Tentu saja masih ada waktu—cukup waktu untuk mencoba mencari jalan keluar. Namun, bagaimana mereka bisa percaya musuh tidak akan mengkhianati, menipu, dan menghancurkan mereka? Itu selalu menjadi kemungkinan. Bahkan jika Finn bisa percaya Leon tidak akan melakukannya, dia tidak akan memiliki kepercayaan itu pada Holfort secara keseluruhan.
Mungkin jika Leon meninggalkan Luxion, dan semua orang, dan berpaling padaku, aku bisa—tidak. Itu tidak akan pernah terjadi. Finn tidak ingin melawan Leon, tetapi dia juga tidak dalam posisi untuk menghindar.
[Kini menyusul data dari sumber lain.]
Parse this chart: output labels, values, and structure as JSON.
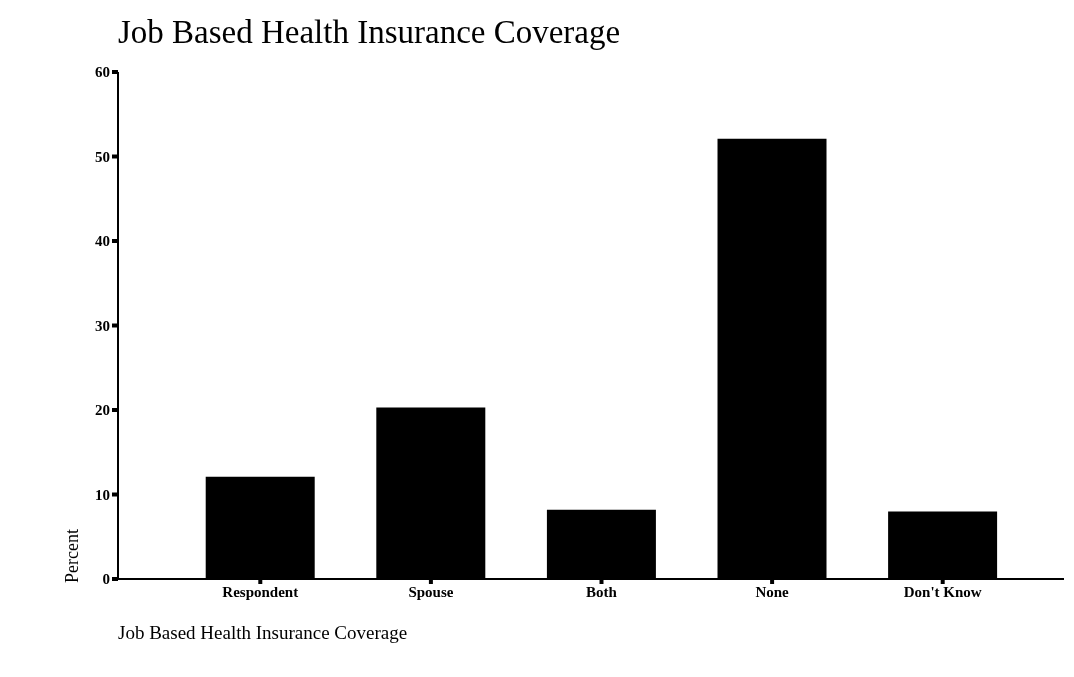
{
  "chart_data": {
    "type": "bar",
    "title": "Job Based Health Insurance Coverage",
    "xlabel": "Job Based Health Insurance Coverage",
    "ylabel": "Percent",
    "categories": [
      "Respondent",
      "Spouse",
      "Both",
      "None",
      "Don't Know"
    ],
    "values": [
      12.1,
      20.3,
      8.2,
      52.1,
      8.0
    ],
    "color": "#000000",
    "ylim": [
      0,
      60
    ],
    "yticks": [
      0,
      10,
      20,
      30,
      40,
      50,
      60
    ],
    "grid": false,
    "legend": false
  }
}
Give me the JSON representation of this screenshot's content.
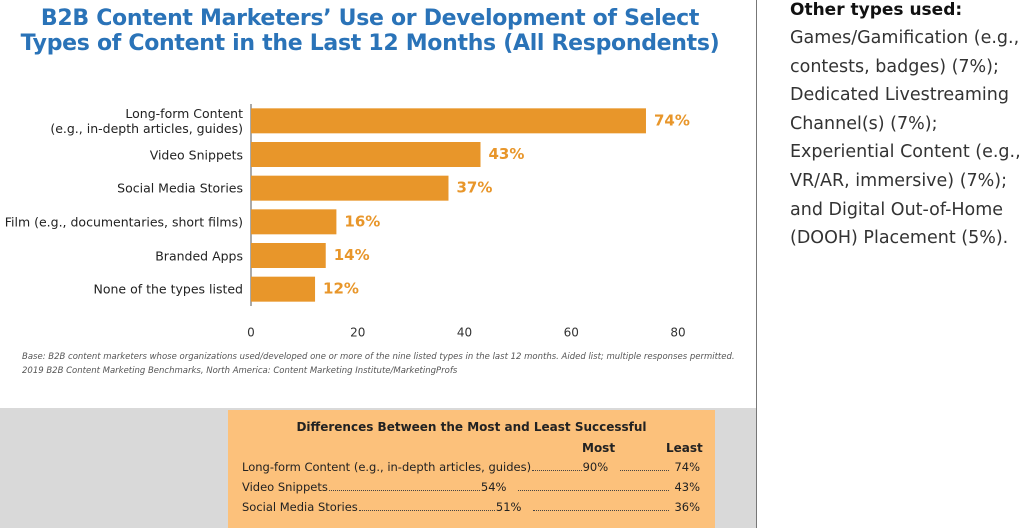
{
  "chart_data": {
    "type": "bar",
    "orientation": "horizontal",
    "title": "B2B Content Marketers’ Use or Development of Select Types of Content in the Last 12 Months (All Respondents)",
    "categories": [
      "Long-form Content\n(e.g., in-depth articles, guides)",
      "Video Snippets",
      "Social Media Stories",
      "Film (e.g., documentaries, short films)",
      "Branded Apps",
      "None of the types listed"
    ],
    "values": [
      74,
      43,
      37,
      16,
      14,
      12
    ],
    "value_labels": [
      "74%",
      "43%",
      "37%",
      "16%",
      "14%",
      "12%"
    ],
    "color": "#e8962a",
    "xlim": [
      0,
      80
    ],
    "xticks": [
      0,
      20,
      40,
      60,
      80
    ],
    "grid": false
  },
  "notes": [
    "Base: B2B content marketers whose organizations used/developed one or more of the nine listed types in the last 12 months. Aided list; multiple responses permitted.",
    "2019 B2B Content Marketing Benchmarks, North America: Content Marketing Institute/MarketingProfs"
  ],
  "sidebar": {
    "heading": "Other types used:",
    "text": "Games/Gamification (e.g., contests, badges) (7%); Dedicated Livestreaming Channel(s) (7%); Experiential Content (e.g., VR/AR, immersive) (7%); and Digital Out-of-Home (DOOH) Placement (5%)."
  },
  "table": {
    "title": "Differences Between the Most and Least Successful",
    "columns": [
      "Most",
      "Least"
    ],
    "rows": [
      [
        "Long-form Content (e.g., in-depth articles, guides)",
        "90%",
        "74%"
      ],
      [
        "Video Snippets",
        "54%",
        "43%"
      ],
      [
        "Social Media Stories",
        "51%",
        "36%"
      ]
    ]
  }
}
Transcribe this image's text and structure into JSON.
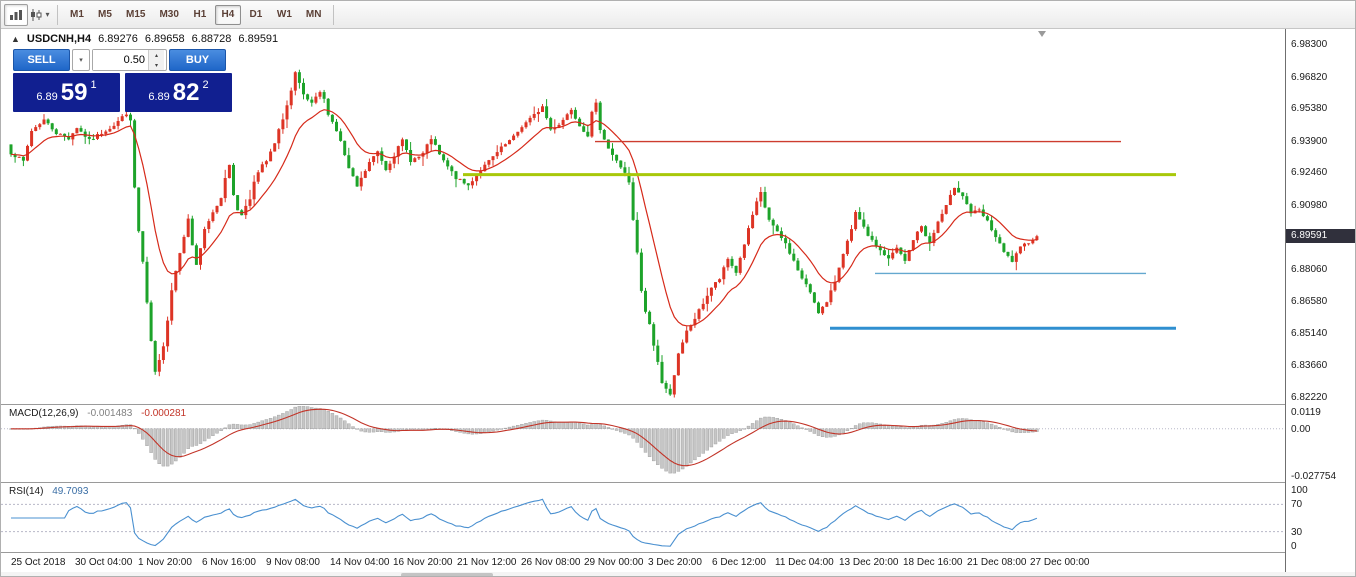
{
  "toolbar": {
    "timeframes": [
      "M1",
      "M5",
      "M15",
      "M30",
      "H1",
      "H4",
      "D1",
      "W1",
      "MN"
    ],
    "active_timeframe": "H4"
  },
  "symbol_header": {
    "symbol": "USDCNH,H4",
    "open": "6.89276",
    "high": "6.89658",
    "low": "6.88728",
    "close": "6.89591"
  },
  "trade_panel": {
    "sell_label": "SELL",
    "buy_label": "BUY",
    "lot_value": "0.50",
    "sell_price": {
      "prefix": "6.89",
      "big": "59",
      "sup": "1"
    },
    "buy_price": {
      "prefix": "6.89",
      "big": "82",
      "sup": "2"
    }
  },
  "price_axis": {
    "labels": [
      "6.98300",
      "6.96820",
      "6.95380",
      "6.93900",
      "6.92460",
      "6.90980",
      "6.89540",
      "6.88060",
      "6.86580",
      "6.85140",
      "6.83660",
      "6.82220"
    ],
    "current": "6.89591"
  },
  "macd_panel": {
    "title": "MACD(12,26,9)",
    "value_main": "-0.001483",
    "value_signal": "-0.000281",
    "axis": [
      "0.0119",
      "0.00",
      "-0.027754"
    ]
  },
  "rsi_panel": {
    "title": "RSI(14)",
    "value": "49.7093",
    "axis": [
      "100",
      "70",
      "30",
      "0"
    ]
  },
  "time_axis": [
    "25 Oct 2018",
    "30 Oct 04:00",
    "1 Nov 20:00",
    "6 Nov 16:00",
    "9 Nov 08:00",
    "14 Nov 04:00",
    "16 Nov 20:00",
    "21 Nov 12:00",
    "26 Nov 08:00",
    "29 Nov 00:00",
    "3 Dec 20:00",
    "6 Dec 12:00",
    "11 Dec 04:00",
    "13 Dec 20:00",
    "18 Dec 16:00",
    "21 Dec 08:00",
    "27 Dec 00:00"
  ],
  "chart_data": {
    "type": "candlestick",
    "symbol": "USDCNH",
    "timeframe": "H4",
    "current_bar": {
      "open": 6.89276,
      "high": 6.89658,
      "low": 6.88728,
      "close": 6.89591
    },
    "n_candles": 250,
    "ylim": [
      6.8195,
      6.9903
    ],
    "colors": {
      "up": "#dd3425",
      "down": "#1da32a",
      "ma": "#d62a1a",
      "macd_hist": "#c6c6c6",
      "macd_hist_border": "#9a9a9a",
      "macd_signal": "#c23428",
      "rsi_line": "#4a90d0",
      "level_dotted": "#b8b8c8",
      "badge_bg": "#30303c"
    },
    "hlines": [
      {
        "name": "resistance-line-red",
        "price": 6.939,
        "x1": 0.463,
        "x2": 0.872,
        "color": "#cd3d2f",
        "width": 1.4
      },
      {
        "name": "resistance-line-green",
        "price": 6.924,
        "x1": 0.36,
        "x2": 0.915,
        "color": "#a8c80a",
        "width": 3
      },
      {
        "name": "support-line-blue-thin",
        "price": 6.879,
        "x1": 0.681,
        "x2": 0.892,
        "color": "#64a8cf",
        "width": 1.4
      },
      {
        "name": "support-line-blue-thick",
        "price": 6.854,
        "x1": 0.646,
        "x2": 0.915,
        "color": "#2f8fd0",
        "width": 3
      }
    ],
    "indicators": {
      "macd": {
        "fast": 12,
        "slow": 26,
        "signal": 9,
        "current_hist": -0.001483,
        "current_signal": -0.000281,
        "scale_max": 0.0119,
        "scale_min": -0.027754
      },
      "rsi": {
        "period": 14,
        "current": 49.7093,
        "levels": [
          70,
          30
        ]
      },
      "ma": {
        "period": 13
      }
    },
    "price_waypoints": [
      [
        0,
        6.934
      ],
      [
        3,
        6.93
      ],
      [
        5,
        6.944
      ],
      [
        8,
        6.949
      ],
      [
        11,
        6.943
      ],
      [
        14,
        6.9405
      ],
      [
        16,
        6.9455
      ],
      [
        19,
        6.9395
      ],
      [
        22,
        6.943
      ],
      [
        25,
        6.9465
      ],
      [
        28,
        6.952
      ],
      [
        29,
        6.948
      ],
      [
        30,
        6.918
      ],
      [
        31,
        6.898
      ],
      [
        32,
        6.884
      ],
      [
        33,
        6.865
      ],
      [
        34,
        6.848
      ],
      [
        35,
        6.8335
      ],
      [
        36,
        6.839
      ],
      [
        37,
        6.8465
      ],
      [
        38,
        6.858
      ],
      [
        39,
        6.8715
      ],
      [
        41,
        6.889
      ],
      [
        43,
        6.9035
      ],
      [
        44,
        6.892
      ],
      [
        45,
        6.883
      ],
      [
        46,
        6.8905
      ],
      [
        47,
        6.8985
      ],
      [
        49,
        6.9065
      ],
      [
        51,
        6.9135
      ],
      [
        52,
        6.923
      ],
      [
        53,
        6.929
      ],
      [
        54,
        6.914
      ],
      [
        55,
        6.908
      ],
      [
        56,
        6.906
      ],
      [
        58,
        6.913
      ],
      [
        59,
        6.9215
      ],
      [
        61,
        6.928
      ],
      [
        62,
        6.93
      ],
      [
        64,
        6.938
      ],
      [
        65,
        6.944
      ],
      [
        67,
        6.9555
      ],
      [
        68,
        6.962
      ],
      [
        69,
        6.97
      ],
      [
        70,
        6.965
      ],
      [
        71,
        6.96
      ],
      [
        73,
        6.956
      ],
      [
        75,
        6.9615
      ],
      [
        76,
        6.958
      ],
      [
        77,
        6.952
      ],
      [
        79,
        6.944
      ],
      [
        80,
        6.939
      ],
      [
        82,
        6.9265
      ],
      [
        84,
        6.9185
      ],
      [
        85,
        6.922
      ],
      [
        87,
        6.9295
      ],
      [
        89,
        6.9345
      ],
      [
        91,
        6.9265
      ],
      [
        93,
        6.933
      ],
      [
        95,
        6.9395
      ],
      [
        97,
        6.9305
      ],
      [
        99,
        6.932
      ],
      [
        100,
        6.9335
      ],
      [
        102,
        6.9405
      ],
      [
        104,
        6.933
      ],
      [
        105,
        6.93
      ],
      [
        107,
        6.925
      ],
      [
        108,
        6.9225
      ],
      [
        110,
        6.92
      ],
      [
        111,
        6.919
      ],
      [
        113,
        6.924
      ],
      [
        116,
        6.93
      ],
      [
        119,
        6.936
      ],
      [
        122,
        6.941
      ],
      [
        124,
        6.946
      ],
      [
        127,
        6.951
      ],
      [
        129,
        6.955
      ],
      [
        131,
        6.9445
      ],
      [
        133,
        6.947
      ],
      [
        134,
        6.949
      ],
      [
        136,
        6.954
      ],
      [
        138,
        6.9465
      ],
      [
        140,
        6.942
      ],
      [
        141,
        6.952
      ],
      [
        142,
        6.956
      ],
      [
        143,
        6.945
      ],
      [
        145,
        6.936
      ],
      [
        147,
        6.93
      ],
      [
        149,
        6.925
      ],
      [
        150,
        6.92
      ],
      [
        151,
        6.903
      ],
      [
        152,
        6.888
      ],
      [
        153,
        6.871
      ],
      [
        154,
        6.861
      ],
      [
        155,
        6.856
      ],
      [
        156,
        6.846
      ],
      [
        157,
        6.839
      ],
      [
        158,
        6.829
      ],
      [
        159,
        6.826
      ],
      [
        160,
        6.8245
      ],
      [
        161,
        6.833
      ],
      [
        162,
        6.842
      ],
      [
        163,
        6.847
      ],
      [
        164,
        6.8525
      ],
      [
        165,
        6.8555
      ],
      [
        166,
        6.8585
      ],
      [
        168,
        6.8655
      ],
      [
        170,
        6.8725
      ],
      [
        172,
        6.8765
      ],
      [
        174,
        6.8855
      ],
      [
        176,
        6.8795
      ],
      [
        178,
        6.8925
      ],
      [
        180,
        6.9055
      ],
      [
        181,
        6.911
      ],
      [
        182,
        6.9155
      ],
      [
        183,
        6.909
      ],
      [
        184,
        6.9035
      ],
      [
        186,
        6.8975
      ],
      [
        188,
        6.8925
      ],
      [
        190,
        6.8845
      ],
      [
        192,
        6.8765
      ],
      [
        194,
        6.8705
      ],
      [
        196,
        6.8615
      ],
      [
        198,
        6.8655
      ],
      [
        200,
        6.8755
      ],
      [
        202,
        6.8885
      ],
      [
        204,
        6.8985
      ],
      [
        205,
        6.9065
      ],
      [
        207,
        6.8995
      ],
      [
        209,
        6.8935
      ],
      [
        211,
        6.8895
      ],
      [
        213,
        6.8855
      ],
      [
        215,
        6.8905
      ],
      [
        217,
        6.8845
      ],
      [
        219,
        6.8945
      ],
      [
        221,
        6.9005
      ],
      [
        223,
        6.8925
      ],
      [
        225,
        6.9025
      ],
      [
        227,
        6.9095
      ],
      [
        229,
        6.9185
      ],
      [
        231,
        6.9145
      ],
      [
        233,
        6.9065
      ],
      [
        235,
        6.9075
      ],
      [
        237,
        6.9025
      ],
      [
        239,
        6.8955
      ],
      [
        241,
        6.8885
      ],
      [
        243,
        6.8845
      ],
      [
        245,
        6.8905
      ],
      [
        247,
        6.8935
      ],
      [
        249,
        6.89591
      ]
    ]
  }
}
Dia memegang gelar yang diberikan kepada kesatria terkuat di kekaisaran, dan itu disertai dengan tanggung jawab.
Bagaimanapun juga, ada sesuatu yang jauh lebih penting bagi Finn daripada kewajibannya, sesuatu yang tidak ingin ia abaikan.
“Aku ingin kau hidup sehat dan bahagia di bawah langit yang luas, Mia. Aku tidak akan ragu mengorbankan siapa pun untuk mencapainya,” kata Finn. Itu adalah keinginan yang egois, dan dia tahu itu.
Mia menundukkan kepalanya. “Meski begitu…” dia mulai bicara.
“Ini keputusanku,” potongnya, menolak membiarkannya selesai bicara. “Ini bukan salahmu.”
Bahkan jika Mia bersikeras sebaliknya, Finn tidak berniat menyerah dalam pertarungan ini. Namun, ia lebih suka tidak mendengar penolakan Mia. Jika Mia mendengarnya, tekadnya mungkin goyah.
Aku tidak ingin Mia mati seperti adik perempuanku. Agar itu tidak terjadi, aku akan melawan Leon dengan sukarela, jika memang harus. Kenangan tentang mendiang adik perempuannya menghantui Finn—tentang bagaimana dia meninggal di usia muda setelah dirawat di rumah sakit dalam waktu yang lama. Mia sangat mirip dengan adik perempuannya sehingga Finn tidak bisa tidak melihatnya dalam diri Mia. Kali ini, dia ingin melindunginya dengan cara yang tidak bisa dia lakukan di kehidupan sebelumnya.
Untungnya, Mia sudah pulih dari gejala-gejalanya dan kesehatannya kembali pulih. Finn tidak ingin melihatnya menderita lagi.
Brave diam-diam melirik ke arah keduanya, lalu menimpali. “Rekan dan aku tidak memiliki kekuatan maupun wewenang untuk menghentikan perang ini. Kumohon, Mia, jangan membenci rekanku karena ini; kekuatan kita sebagai pasangan tidak cukup untuk membuat perbedaan.”
Setidaknya dia benar tentang itu.Tidak ada yang bisa mereka lakukan. Ini lebih besar dari kita. Kurasa Leon bahkan mungkin menyebutnya masalah sosial. Terlepas dari semua kekuatan yang telah dia dan aku manfaatkan, kurasa kita tetap tidak bisa memengaruhi masa depan, bukan?Finn berpikir sambil merendahkan dirinya.
Meski begitu, ia tak bisa berhenti membayangkan realitas alternatif di mana kedua belah pihak menemukan titik temu dan menyelesaikan masalah secara damai. Itulah sebabnya ia harus meraih kemenangan.
Maaf, Leon. Demi Mia, aku tidak sanggup kehilangan keduanya.